Capacitors stores energy in the form of an electric field (it is clear when the capacitors work with direct current) and the capacitance is the amount of electric charges that it is capable to store.

Capacitor Symbols

“Capacitors” by Eric Schrader from San Francisco, CA, USA – 12739s. Licensed under CC BY-SA 2.0 via Wikimedia Commons.

Capacitance depends on the physical characteristics of the capacitor.

- If the area of the plates, that are face to face, is large, the capacitance increases.
- If the gap between plates increases, the capacitance decreases.
- The type of dielectric material between the plates also affects the capacitance.
- If you increase the applied voltage, the stored charge increases.

## What is the dielectric material used for?

The dielectric material is used to increase the capacitance of the capacitor. Different materials are used as dielectric. These materials have different degrees of permittivity. (different capacities to create an electric field)

The greater the permittivity, the greater the capacitance. The capacitance is given by the formula: C = Er x A/d, where:

- C = capacitance
- Er = permittivity
- A = area between plates
- D = separation between the plates

The unit of measurement is the Farad. There are submultiples such as: millifarad (mF), microcard (uF), nanoFarad (nF) and picofarad (pF). The main electrical features of the capacitor are its capacitance and the maximum voltage between the plates (maximum voltage that can withstand the capacitor without damage).

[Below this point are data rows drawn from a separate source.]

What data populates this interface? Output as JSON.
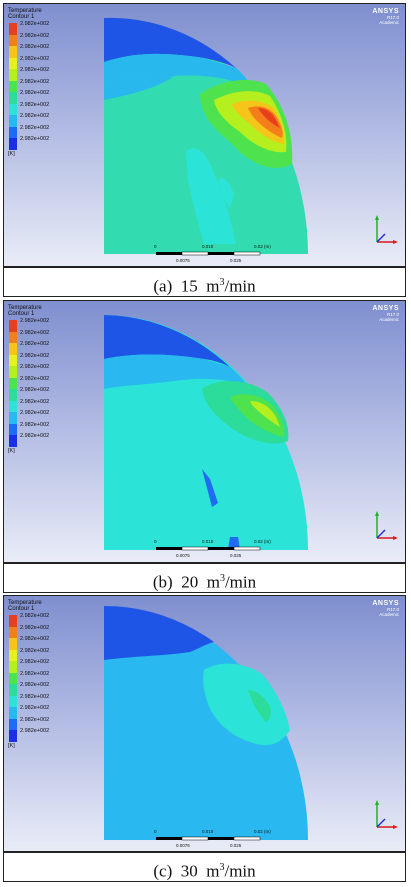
{
  "panels": [
    {
      "legend": {
        "title": "Temperature",
        "subtitle": "Contour 1",
        "labels": [
          "2.982e+002",
          "2.982e+002",
          "2.982e+002",
          "2.982e+002",
          "2.982e+002",
          "2.982e+002",
          "2.982e+002",
          "2.982e+002",
          "2.982e+002",
          "2.982e+002",
          "2.982e+002"
        ],
        "unit": "[K]"
      },
      "brand": {
        "name": "ANSYS",
        "version": "R17.0",
        "edition": "Academic"
      },
      "scale": {
        "left": "0",
        "mid_top": "0.010",
        "right_top": "0.02 (m)",
        "low1": "0.0075",
        "low2": "0.025"
      },
      "caption": {
        "label": "(a)",
        "value": "15",
        "unit_pre": "m",
        "unit_exp": "3",
        "unit_post": "/min"
      }
    },
    {
      "legend": {
        "title": "Temperature",
        "subtitle": "Contour 1",
        "labels": [
          "2.982e+002",
          "2.982e+002",
          "2.982e+002",
          "2.982e+002",
          "2.982e+002",
          "2.982e+002",
          "2.982e+002",
          "2.982e+002",
          "2.982e+002",
          "2.982e+002",
          "2.982e+002"
        ],
        "unit": "[K]"
      },
      "brand": {
        "name": "ANSYS",
        "version": "R17.0",
        "edition": "Academic"
      },
      "scale": {
        "left": "0",
        "mid_top": "0.010",
        "right_top": "0.02 (m)",
        "low1": "0.0075",
        "low2": "0.025"
      },
      "caption": {
        "label": "(b)",
        "value": "20",
        "unit_pre": "m",
        "unit_exp": "3",
        "unit_post": "/min"
      }
    },
    {
      "legend": {
        "title": "Temperature",
        "subtitle": "Contour 1",
        "labels": [
          "2.982e+002",
          "2.982e+002",
          "2.982e+002",
          "2.982e+002",
          "2.982e+002",
          "2.982e+002",
          "2.982e+002",
          "2.982e+002",
          "2.982e+002",
          "2.982e+002",
          "2.982e+002"
        ],
        "unit": "[K]"
      },
      "brand": {
        "name": "ANSYS",
        "version": "R17.0",
        "edition": "Academic"
      },
      "scale": {
        "left": "0",
        "mid_top": "0.010",
        "right_top": "0.02 (m)",
        "low1": "0.0075",
        "low2": "0.025"
      },
      "caption": {
        "label": "(c)",
        "value": "30",
        "unit_pre": "m",
        "unit_exp": "3",
        "unit_post": "/min"
      }
    }
  ],
  "colors": {
    "legend_scale": [
      "#e8401c",
      "#f47f1a",
      "#f6c51a",
      "#e8f01e",
      "#b6ef1e",
      "#4fe24f",
      "#2bdc9a",
      "#2be3d6",
      "#29b9f0",
      "#1f6cf0",
      "#1a2fe0"
    ],
    "brand_text": "#ffffff"
  },
  "icons": {
    "axes_triad": "xyz-triad-icon"
  }
}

## Charge, Voltage and Capacitance Relationship

The electric current through a conductor is a flow of electric oriented charges. If a capacitor is connected to a direct current source, it receives an electrical charge. The value of the charge stored is obtained by multiplying the current delivered by the source and the time during which the source was connected to the capacitor.

Then: Q = I x t (charge = current x time), where:

– Q: charge in Coulombs

– I: current in amperes

– t: time in seconds

Experimentally, we can see that the charge stored in a capacitor is directly proportional to the voltage applied on its terminals. Then: Q = C x V (charge = capacitance x voltage), where:

- Q: charge in Coulombs
- C: capacitance in farads
- V: voltage in volts

Leveling the last equation with the first one, we obtain: Q = I x t = C x V. Clearing out: V = I x t / C.

If the values of C (capacitance) and the current remained constant, the voltage “V” will be proportional to the time. Then we can say that:

*When a capacitor is charged with a constant current value,
*

*the voltage on its terminals is proportional to the charging time.*

*Never connect a capacitor to a higher voltage than it can withstand
*

*since it can explode.*